In this digital age, where experience is becoming increasingly disassociated and virtual, there is a real power in the tactile and physical. And Chicago-based artist Dana Nechmad has been making great use of this to investigate the dynamic tension of female existence.

'In Tension', her recent first solo exhibition with New York gallery The Bee in the Lion, addressed issues of sexuality and fertility, pleasure and pain, pushing through and letting go through her textile-based works, which are characterised by rips and folds, sanguine colours and corporeal textures.

That these pieces are instantly arresting is in part a testament to the laborious process behind their creation, which is centred around hand-dying and needlepoint threading.

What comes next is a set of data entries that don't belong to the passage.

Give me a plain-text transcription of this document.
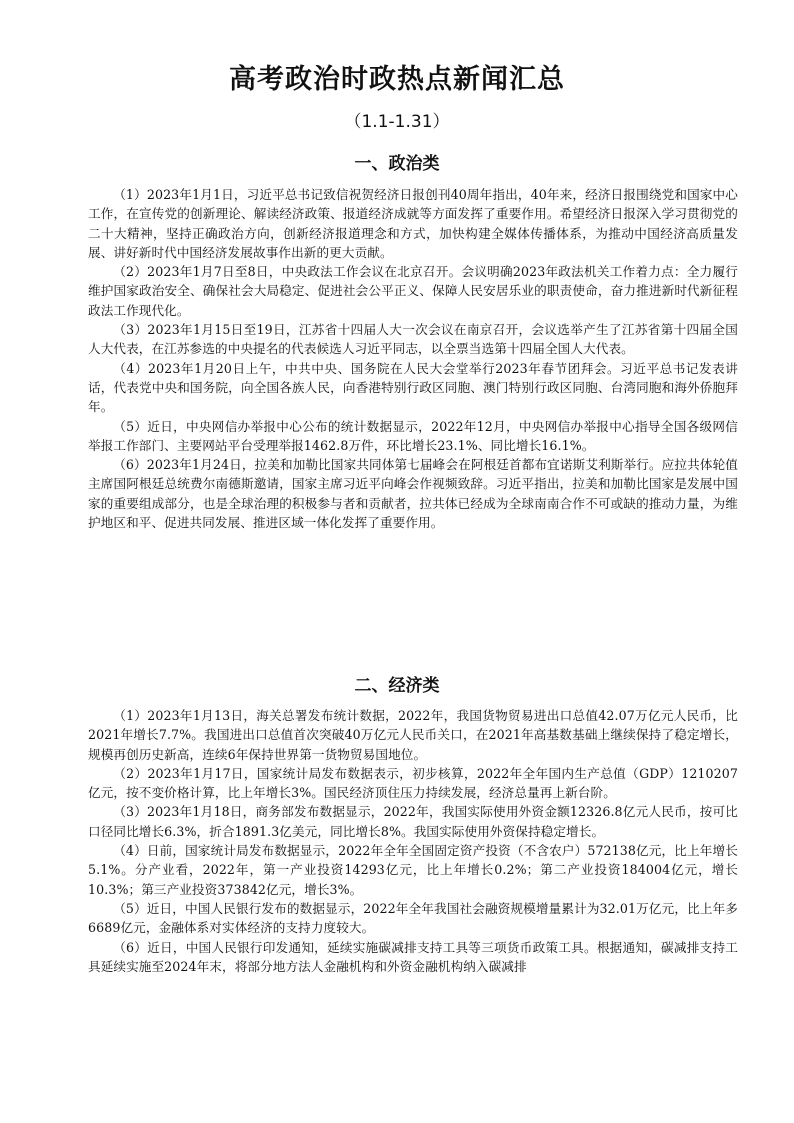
高考政治时政热点新闻汇总
（1.1-1.31）
一、政治类

（1）2023年1月1日，习近平总书记致信祝贺经济日报创刊40周年指出，40年来，经济日报围绕党和国家中心工作，在宣传党的创新理论、解读经济政策、报道经济成就等方面发挥了重要作用。希望经济日报深入学习贯彻党的二十大精神，坚持正确政治方向，创新经济报道理念和方式，加快构建全媒体传播体系，为推动中国经济高质量发展、讲好新时代中国经济发展故事作出新的更大贡献。

（2）2023年1月7日至8日，中央政法工作会议在北京召开。会议明确2023年政法机关工作着力点：全力履行维护国家政治安全、确保社会大局稳定、促进社会公平正义、保障人民安居乐业的职责使命，奋力推进新时代新征程政法工作现代化。

（3）2023年1月15日至19日，江苏省十四届人大一次会议在南京召开，会议选举产生了江苏省第十四届全国人大代表，在江苏参选的中央提名的代表候选人习近平同志，以全票当选第十四届全国人大代表。

（4）2023年1月20日上午，中共中央、国务院在人民大会堂举行2023年春节团拜会。习近平总书记发表讲话，代表党中央和国务院，向全国各族人民，向香港特别行政区同胞、澳门特别行政区同胞、台湾同胞和海外侨胞拜年。

（5）近日，中央网信办举报中心公布的统计数据显示，2022年12月，中央网信办举报中心指导全国各级网信举报工作部门、主要网站平台受理举报1462.8万件，环比增长23.1%、同比增长16.1%。

（6）2023年1月24日，拉美和加勒比国家共同体第七届峰会在阿根廷首都布宜诺斯艾利斯举行。应拉共体轮值主席国阿根廷总统费尔南德斯邀请，国家主席习近平向峰会作视频致辞。习近平指出，拉美和加勒比国家是发展中国家的重要组成部分，也是全球治理的积极参与者和贡献者，拉共体已经成为全球南南合作不可或缺的推动力量，为维护地区和平、促进共同发展、推进区域一体化发挥了重要作用。

二、经济类

（1）2023年1月13日，海关总署发布统计数据，2022年，我国货物贸易进出口总值42.07万亿元人民币，比2021年增长7.7%。我国进出口总值首次突破40万亿元人民币关口，在2021年高基数基础上继续保持了稳定增长，规模再创历史新高，连续6年保持世界第一货物贸易国地位。

（2）2023年1月17日，国家统计局发布数据表示，初步核算，2022年全年国内生产总值（GDP）1210207亿元，按不变价格计算，比上年增长3%。国民经济顶住压力持续发展，经济总量再上新台阶。

（3）2023年1月18日，商务部发布数据显示，2022年，我国实际使用外资金额12326.8亿元人民币，按可比口径同比增长6.3%，折合1891.3亿美元，同比增长8%。我国实际使用外资保持稳定增长。

（4）日前，国家统计局发布数据显示，2022年全年全国固定资产投资（不含农户）572138亿元，比上年增长5.1%。分产业看，2022年，第一产业投资14293亿元，比上年增长0.2%；第二产业投资184004亿元，增长10.3%；第三产业投资373842亿元，增长3%。

（5）近日，中国人民银行发布的数据显示，2022年全年我国社会融资规模增量累计为32.01万亿元，比上年多6689亿元，金融体系对实体经济的支持力度较大。

（6）近日，中国人民银行印发通知，延续实施碳减排支持工具等三项货币政策工具。根据通知，碳减排支持工具延续实施至2024年末，将部分地方法人金融机构和外资金融机构纳入碳减排
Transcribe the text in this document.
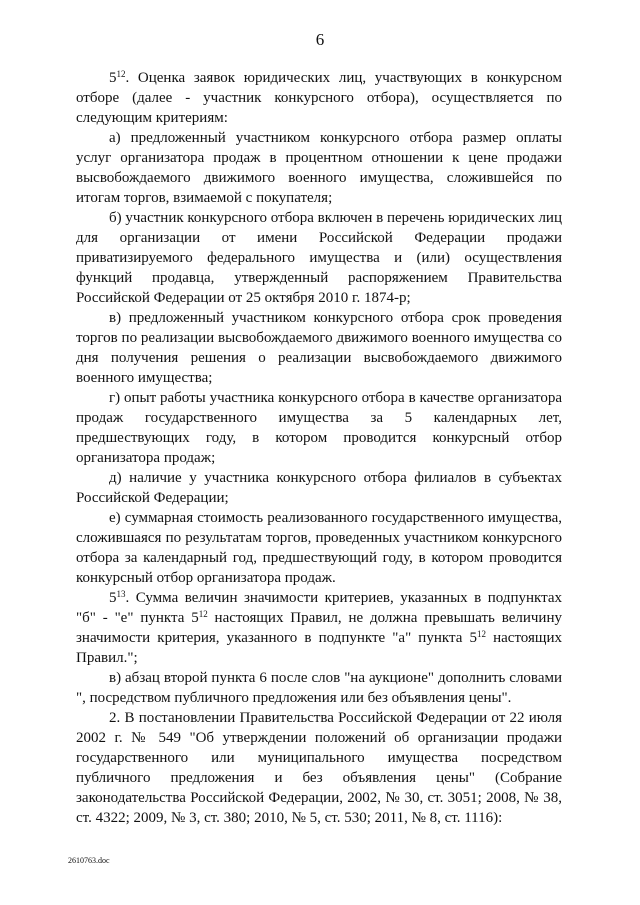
6

$5^{12}$. Оценка заявок юридических лиц, участвующих в конкурсном отборе (далее - участник конкурсного отбора), осуществляется по следующим критериям:

а) предложенный участником конкурсного отбора размер оплаты услуг организатора продаж в процентном отношении к цене продажи высвобождаемого движимого военного имущества, сложившейся по итогам торгов, взимаемой с покупателя;

б) участник конкурсного отбора включен в перечень юридических лиц для организации от имени Российской Федерации продажи приватизируемого федерального имущества и (или) осуществления функций продавца, утвержденный распоряжением Правительства Российской Федерации от 25 октября 2010 г. 1874-р;

в) предложенный участником конкурсного отбора срок проведения торгов по реализации высвобождаемого движимого военного имущества со дня получения решения о реализации высвобождаемого движимого военного имущества;

г) опыт работы участника конкурсного отбора в качестве организатора продаж государственного имущества за 5 календарных лет, предшествующих году, в котором проводится конкурсный отбор организатора продаж;

д) наличие у участника конкурсного отбора филиалов в субъектах Российской Федерации;

е) суммарная стоимость реализованного государственного имущества, сложившаяся по результатам торгов, проведенных участником конкурсного отбора за календарный год, предшествующий году, в котором проводится конкурсный отбор организатора продаж.

$5^{13}$. Сумма величин значимости критериев, указанных в подпунктах "б" - "е" пункта $5^{12}$ настоящих Правил, не должна превышать величину значимости критерия, указанного в подпункте "а" пункта $5^{12}$ настоящих Правил.";

в) абзац второй пункта 6 после слов "на аукционе" дополнить словами ", посредством публичного предложения или без объявления цены".

2. В постановлении Правительства Российской Федерации от 22 июля 2002 г. № 549 "Об утверждении положений об организации продажи государственного или муниципального имущества посредством публичного предложения и без объявления цены" (Собрание законодательства Российской Федерации, 2002, № 30, ст. 3051; 2008, № 38, ст. 4322; 2009, № 3, ст. 380; 2010, № 5, ст. 530; 2011, № 8, ст. 1116):

2610763.doc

Nechmad manipulates the materials she employs to become either rigid and unmoving or soft and plush, reflecting the diverse elements of the female anatomy and the polarising ways bodies are perceived. Traces of dye are added to the fibre and subsequently removed by using corrosive chemicals like bleach; a creative act of mark-making simultaneously destroys the canvas.

The aim behind this process of creation and destruction is to convey the visceral nature of physical memory through a female lens; every bruise, every scrape, every touch is recorded and informs the holistic identity. The effect is to embody both the power and fragility of the body, in an original and striking way.